Ekornya melingkari pinggangku.

Ner menempelkan tubuhnya ke tubuhku.

Kemudian, dia meraih lenganku yang masih diam dan melingkarkannya di sekelilingnya demi keamanan.

Membeku karena terkejut dengan tindakannya, Ner akhirnya berkedip malu-malu dan mengendurkan lehernya, meringankan suasana.

Baran, Shawn, Jackson, Burns, bahkan Arwin memperhatikan aksi Ner dengan tenang.

Meskipun Ner biasanya tidak suka menjadi pusat perhatian…kenapa?

Dia tampak lebih berani sekarang, dengan bangga memamerkan ekor putihnya.

"Ah."

Dia kemudian mengambil buah dari keranjang di pahanya dan mendorongnya ke mulutku.

Mulutnya terbuka seolah mengisyaratkan, 'Ah,' memperlihatkan taring tajam dan lidah lembut.

Ner, secara mengejutkan memulai sikap intim seperti itu.

Tapi sekali lagi, mungkin saat dia meninggalkan bekas gigitan di leherku adalah hal yang lebih memalukan.

Aku membuka mulutku sedikit dan menerima buah yang ditawarkan Ner.

Ner, dengan mata berbentuk bulan sabit, tertawa dan kemudian memasukkan buah ke dalam mulutnya sendiri.

“…”

Melihat ke samping, aku melihat Baran tersenyum.

Berpura-pura tidak menyadarinya, aku terus menatap ke depan dan berkata,

"Ayo pergi."

****

Raja Rex Draigo sekali lagi bergulat dengan tumpukan dokumen.

Masalah baru-baru ini membuatnya gelisah.

Berita bahwa pesta Pahlawan sepenuhnya terikat di kota yang dijalankan oleh keluarga Jackson.

Wilayah ini berada dalam kekacauan karena perebutan suksesi.

Meskipun memiliki kekuatan, mereka tidak dapat membantu kelompok Pahlawan.

“…Manusia bajingan sialan itu,” gumam Rex pelan.

Setiap saat kelompok Pahlawan terjebak, ada kerugian bagi kerajaan.

Dia tidak percaya kekuatan terkuat tidak bisa bergerak di satu tempat.

Rex berharap dia bisa memusnahkan keluarga Jackson, namun situasi saat ini tidak memberikan pembenaran maupun peluang untuk tindakan drastis tersebut.

Yang bisa dia lakukan hanyalah mengirim surat dengan harapan pertarungan suksesi segera berakhir.

Rex bertanya pada ajudannya, Gendry,

“…Apakah ada balasan atas surat yang dikirimkan?”

Gendry menjawab dengan nada pahit,

“Keempat putra yang terlibat dalam pertarungan suksesi telah mengirimkan balasan.

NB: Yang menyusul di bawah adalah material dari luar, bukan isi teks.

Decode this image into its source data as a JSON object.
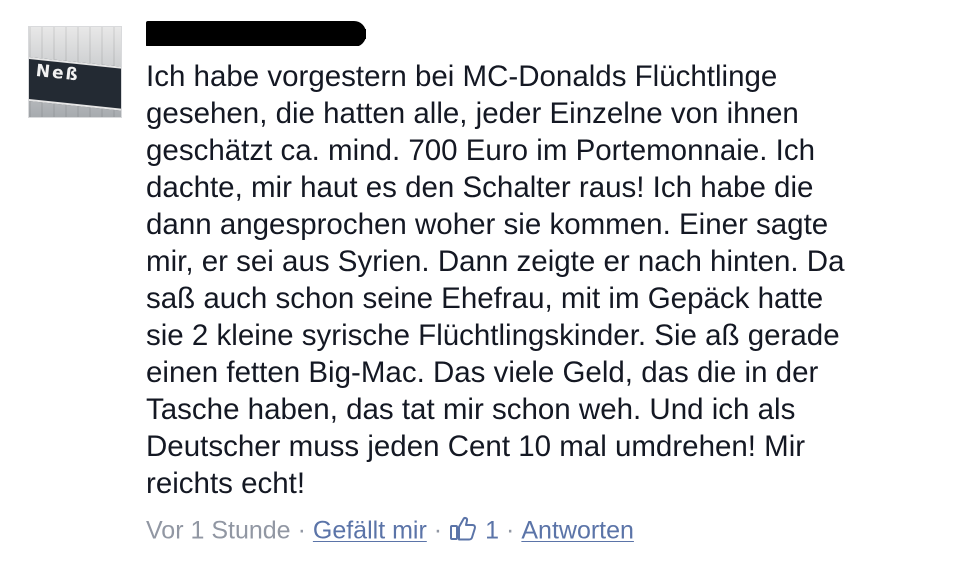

Mereka mengatakan mereka akan mencoba yang terbaik.”

Pada situasi yang hampir menggelikan ini, Rex tertawa hampa.

Dia tidak bisa menahan diri untuk bersikap sinis.

“Jika manusia ini begitu penuh nafsu, kenapa dia tidak bisa menyelesaikan suksesi dengan baik sebelum pergi? Mengapa kita harus menderita karena budaya mereka?”

Gendry tidak menjawab.

Rex menghela nafas, lelah mengulangi keluhan yang sama ratusan kali, hingga mati rasa.

Dengan mata lelah, dia bertanya,

“…Bagaimana dengan surat untuk tentara bayaran?”

Ada permintaan dari Felix, sang Pahlawan yang juga merasa terganggu dengan situasi tersebut.

Tampaknya lebih baik menyelesaikan masalah ini dengan cepat dengan bantuan tentara bayaran.

Meskipun Rex enggan dalam keadaan sulit ini, dia tidak punya pilihan lain.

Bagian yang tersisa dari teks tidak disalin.